What To Expect From NFP Data?
Investors have been trying to avoid taking any lopsided positions ahead of this morning’s jobs report. Yesterday’s U.S. weekly claims were strong enough to keep alive some investors’ expectations for upbeat numbers in this morning’s NFP report. The weekly unemployment claims for the week ended May 1 came out at +265,000 (+280,000 expected), lifting the greenback and sending the pair to fresh intraday lows around €1.1200.
The massive position adjustments this week certainly suit a positive dollar reaction to NFP (+223,000 +5.4% unemployment expected). If the report meets expectations, the Fed should be happy to see the U.S. economy getting back on track after a disappointing first quarter. It would solidify market expectations that rate hikes are on the cards for later this year. Fixed income/futures are backing a September hike and any variations above or below jobs consensus would obviously shift expectations around that date.
This week’s violent price action across the board has managed to clear out most of the weaker dollar long positions, despite higher U.S. rates prevail, with rate divergence being the premise for initiating these long dollar positions in the first place. The USD bulls will be anticipating yields to be driven higher with a stronger headline print. They are expecting U.S. 10s to back up to +2.50% rather quickly. It’s a bit of a stretch from current levels since U.S. 10s has given up nearly -18 basis points since yesterday. But in the medium term, it’s very possible. The USD should be able to find this week’s lost luster against Group of 10 currencies rather quickly given the depth of neutral positions being currently held.
Dollar Bears Not Giving up Hope
The dollar naysayers believe support is on their side. Wednesday’s April ADP report does not bode well for a stronger April U.S. jobs print. The ADP numbers widely missed expectations (+169,000 versus +205,000 expected) and fell to their lowest level in 18 months. Virtually all the job gains were in small and midsized businesses, and were almost all in the service sector with manufacturing losing a small number of jobs.
It marks the second month that headline print was below expectations, which of course signified the U.S. government reported a big miss for March (+126,000). The correlation between the two reports is historically not that strong. However, a miss would suggest there’s some evidence to add to downside risk.
The report indicated that falling oil prices and a stronger dollar is taking a toll on hiring plans. Another soft NFP headline print will take a June hike off the table and certainly leave a September hike very much in doubt. Investors should be expecting the USD to give back and then some, the traction that banked in the past day.

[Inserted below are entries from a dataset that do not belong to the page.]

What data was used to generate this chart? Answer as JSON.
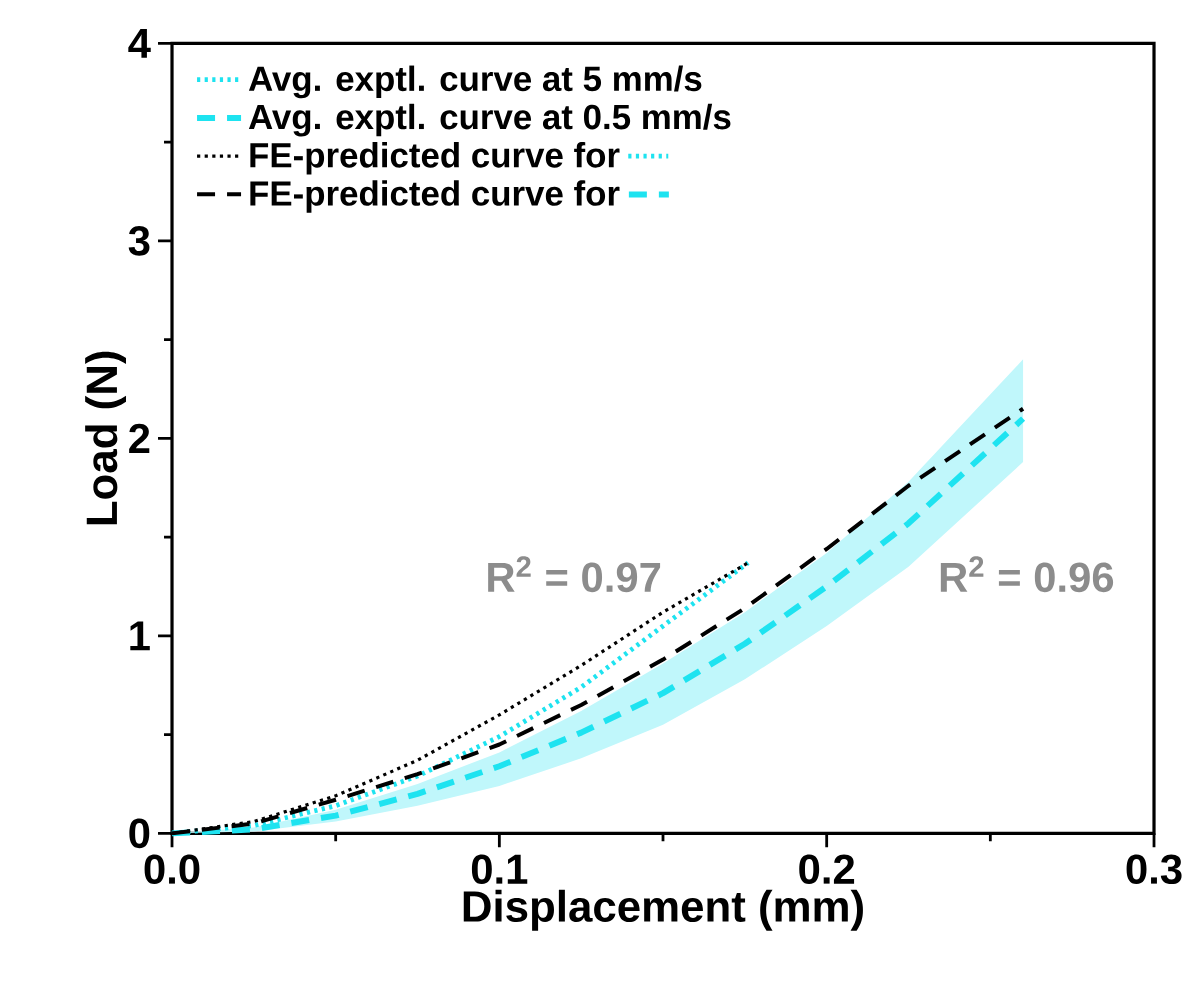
{
  "chart_data": {
    "type": "line",
    "xlabel": "Displacement (mm)",
    "ylabel": "Load (N)",
    "xlim": [
      0,
      0.3
    ],
    "ylim": [
      0,
      4
    ],
    "xticks": [
      {
        "value": 0,
        "label": "0.0"
      },
      0.1,
      0.2,
      0.3
    ],
    "yticks": [
      0,
      1,
      2,
      3,
      4
    ],
    "legend": "top left",
    "grid": false,
    "series": [
      {
        "name": "Avg. exptl. curve at 5 mm/s",
        "color": "#1ee3f0",
        "line_style": "dotted",
        "x": [
          0,
          0.025,
          0.05,
          0.075,
          0.1,
          0.125,
          0.15,
          0.176
        ],
        "values": [
          0,
          0.04,
          0.14,
          0.29,
          0.49,
          0.74,
          1.05,
          1.37
        ]
      },
      {
        "name": "Avg. exptl. curve at 0.5 mm/s",
        "color": "#1ee3f0",
        "line_style": "dashed",
        "x": [
          0,
          0.025,
          0.05,
          0.075,
          0.1,
          0.125,
          0.15,
          0.175,
          0.2,
          0.225,
          0.26
        ],
        "values": [
          0,
          0.02,
          0.09,
          0.2,
          0.34,
          0.51,
          0.71,
          0.96,
          1.25,
          1.57,
          2.1
        ],
        "lower": [
          0,
          0.01,
          0.06,
          0.14,
          0.24,
          0.38,
          0.55,
          0.78,
          1.05,
          1.35,
          1.88
        ],
        "upper": [
          0,
          0.03,
          0.12,
          0.25,
          0.41,
          0.62,
          0.86,
          1.12,
          1.42,
          1.78,
          2.4
        ]
      },
      {
        "name": "FE-predicted curve for",
        "color": "#000000",
        "line_style": "dotted",
        "x": [
          0,
          0.025,
          0.05,
          0.075,
          0.1,
          0.125,
          0.15,
          0.176
        ],
        "values": [
          0,
          0.06,
          0.19,
          0.37,
          0.6,
          0.85,
          1.12,
          1.37
        ]
      },
      {
        "name": "FE-predicted curve for",
        "color": "#000000",
        "line_style": "dashed",
        "x": [
          0,
          0.025,
          0.05,
          0.075,
          0.1,
          0.125,
          0.15,
          0.175,
          0.2,
          0.225,
          0.26
        ],
        "values": [
          0,
          0.05,
          0.17,
          0.3,
          0.45,
          0.65,
          0.88,
          1.14,
          1.44,
          1.76,
          2.15
        ]
      }
    ],
    "annotations": [
      "R$^{2}$ = 0.97",
      "R$^{2}$ = 0.96"
    ]
  }
}
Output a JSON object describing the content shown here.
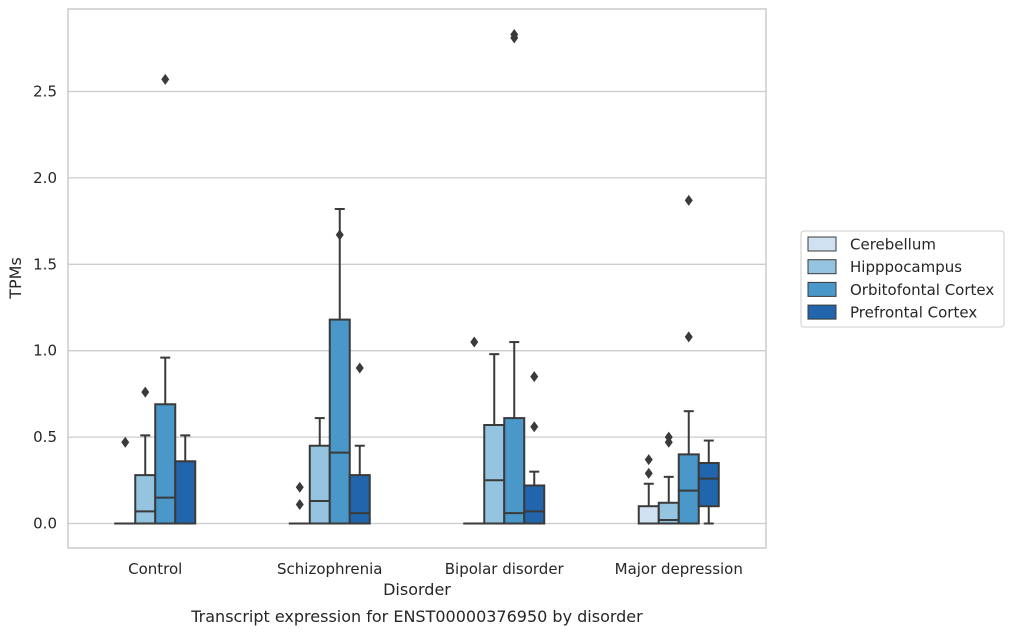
{
  "chart_data": {
    "type": "box",
    "title": "",
    "caption": "Transcript expression for ENST00000376950 by disorder",
    "xlabel": "Disorder",
    "ylabel": "TPMs",
    "ylim": [
      -0.14,
      2.99
    ],
    "yticks": [
      "0.0",
      "0.5",
      "1.0",
      "1.5",
      "2.0",
      "2.5"
    ],
    "grid": true,
    "legend_position": "right",
    "categories": [
      "Control",
      "Schizophrenia",
      "Bipolar disorder",
      "Major depression"
    ],
    "series": [
      {
        "name": "Cerebellum",
        "color": "#d0e1f2",
        "boxes": [
          {
            "min": 0,
            "q1": 0,
            "median": 0,
            "q3": 0,
            "max": 0,
            "outliers": [
              0.47
            ]
          },
          {
            "min": 0,
            "q1": 0,
            "median": 0,
            "q3": 0,
            "max": 0,
            "outliers": [
              0.21,
              0.11
            ]
          },
          {
            "min": 0,
            "q1": 0,
            "median": 0,
            "q3": 0,
            "max": 0,
            "outliers": [
              1.05
            ]
          },
          {
            "min": 0,
            "q1": 0,
            "median": 0.0,
            "q3": 0.1,
            "max": 0.23,
            "outliers": [
              0.37,
              0.29
            ]
          }
        ]
      },
      {
        "name": "Hipppocampus",
        "color": "#94c4df",
        "boxes": [
          {
            "min": 0,
            "q1": 0,
            "median": 0.07,
            "q3": 0.28,
            "max": 0.51,
            "outliers": [
              0.76
            ]
          },
          {
            "min": 0,
            "q1": 0,
            "median": 0.13,
            "q3": 0.45,
            "max": 0.61,
            "outliers": []
          },
          {
            "min": 0,
            "q1": 0,
            "median": 0.25,
            "q3": 0.57,
            "max": 0.98,
            "outliers": []
          },
          {
            "min": 0,
            "q1": 0,
            "median": 0.02,
            "q3": 0.12,
            "max": 0.27,
            "outliers": [
              0.5,
              0.47
            ]
          }
        ]
      },
      {
        "name": "Orbitofontal Cortex",
        "color": "#4a98c9",
        "boxes": [
          {
            "min": 0,
            "q1": 0,
            "median": 0.15,
            "q3": 0.69,
            "max": 0.96,
            "outliers": [
              2.57
            ]
          },
          {
            "min": 0,
            "q1": 0,
            "median": 0.41,
            "q3": 1.18,
            "max": 1.82,
            "outliers": [
              1.67
            ]
          },
          {
            "min": 0,
            "q1": 0,
            "median": 0.06,
            "q3": 0.61,
            "max": 1.05,
            "outliers": [
              2.81,
              2.83
            ]
          },
          {
            "min": 0,
            "q1": 0,
            "median": 0.19,
            "q3": 0.4,
            "max": 0.65,
            "outliers": [
              1.87,
              1.08
            ]
          }
        ]
      },
      {
        "name": "Prefrontal Cortex",
        "color": "#2166ac",
        "boxes": [
          {
            "min": 0,
            "q1": 0,
            "median": 0,
            "q3": 0.36,
            "max": 0.51,
            "outliers": []
          },
          {
            "min": 0,
            "q1": 0,
            "median": 0.06,
            "q3": 0.28,
            "max": 0.45,
            "outliers": [
              0.9
            ]
          },
          {
            "min": 0,
            "q1": 0,
            "median": 0.07,
            "q3": 0.22,
            "max": 0.3,
            "outliers": [
              0.85,
              0.56
            ]
          },
          {
            "min": 0,
            "q1": 0.1,
            "median": 0.26,
            "q3": 0.35,
            "max": 0.48,
            "outliers": []
          }
        ]
      }
    ]
  }
}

The EUR will be expected to take on the €1.1400 handle sooner-than-expected. U.S. yields should come under pressure, as investors will be expecting ‘lower-for-longer’ Fed rates. However, this week’s yield moves have been dominated by bunds, and the market consensus believes that trade is not finished yet. Poor market liquidity may increase distress in cases, and the U.S.-bund spread trade remains vulnerable.